No Instituto, os atores buscavam entender como o corpo de pessoas cegas se expressava e percebia o que estava ao seu redor. Com o tempo, eles notaram que, para isso, não bastaria ouvir e observar. Foi então que o elenco resolveu vendar os olhos e ir às ruas. Em lugares como a Praça Municipal, o Farol da Barra e diferentes campi da UFBA, o COLE fez uma série de performances intitulada Cegueira Voluntária. “O mais interessante foi ver como isso afetou a corporalidade. Eu, de fora, começava a observar que os atores estavam fazendo movimentos muito parecidos aos que faziam os deficientes visuais. E isso foi muito forte para a cena sem precisar dizer ‘olha, tem que fazer desse jeito por que o deficiente visual faz assim’”, explica Vinicius.
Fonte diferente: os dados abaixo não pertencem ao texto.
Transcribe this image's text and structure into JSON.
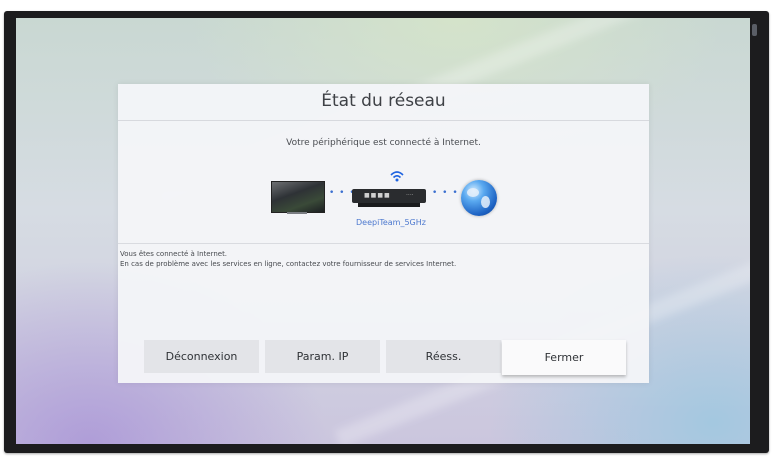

Para o ator Luiz Antônio Jr., o processo foi importante, pois a proposta da encenação era de ir além do caráter ilustrativo. “Não buscamos somente uma fisicalidade, mas como essa fisicalidade vai gerar algum tipo de sensação em quem está apreciando o espetáculo”. “Apreciar”, aliás, é o verbo mais correto para se referir à peça, em lugar de “ver” ou “assistir”, que acabam por excluir as pessoas com deficiência visual.
Ao optar por não utilizar o recurso de audiodescrição, o grupo apostou na cena para a acessibilidade do espetáculo. Uma das estratégias foi espalhar folhas secas pelo chão do palco para que quem tivesse deficiência visual pudesse perceber onde os atores estavam, de que forma andavam ou quando eles caíam, por exemplo. “Fizemos a peça pensando muito em onde as caixas de som iriam ficar para causar um impacto, em como a luz iria incidir, como as cadeiras do público e o cenário ficariam dispostos… Tudo foi isso para que eles possam apreciar a obra sem esse recurso”, explica Luiz.
O espetáculo chama a atenção para um tema pouco discutido em Salvador, que é a acessibilidade aos produtos culturais. “Aqui temos a UFBA, que tem um dos grupos pioneiros em audiodescrição [o TRAMAD, com sede no Instituto de Letras], mas ainda há muito a fazer. Em Manaus, por exemplo, existe um teatro que oferece audiodescrição de forma fixa, em todos os espetáculos”, comenta Cristina Vieira, que é professora de educação especial e possui baixa visão. Segundo ela, a falta de acessibilidade não se restringe ao teatro, mas é comum até em veículos de grande alcance, como a televisão. “A Globo só tem 5% da programação com audiodescrição”, alerta.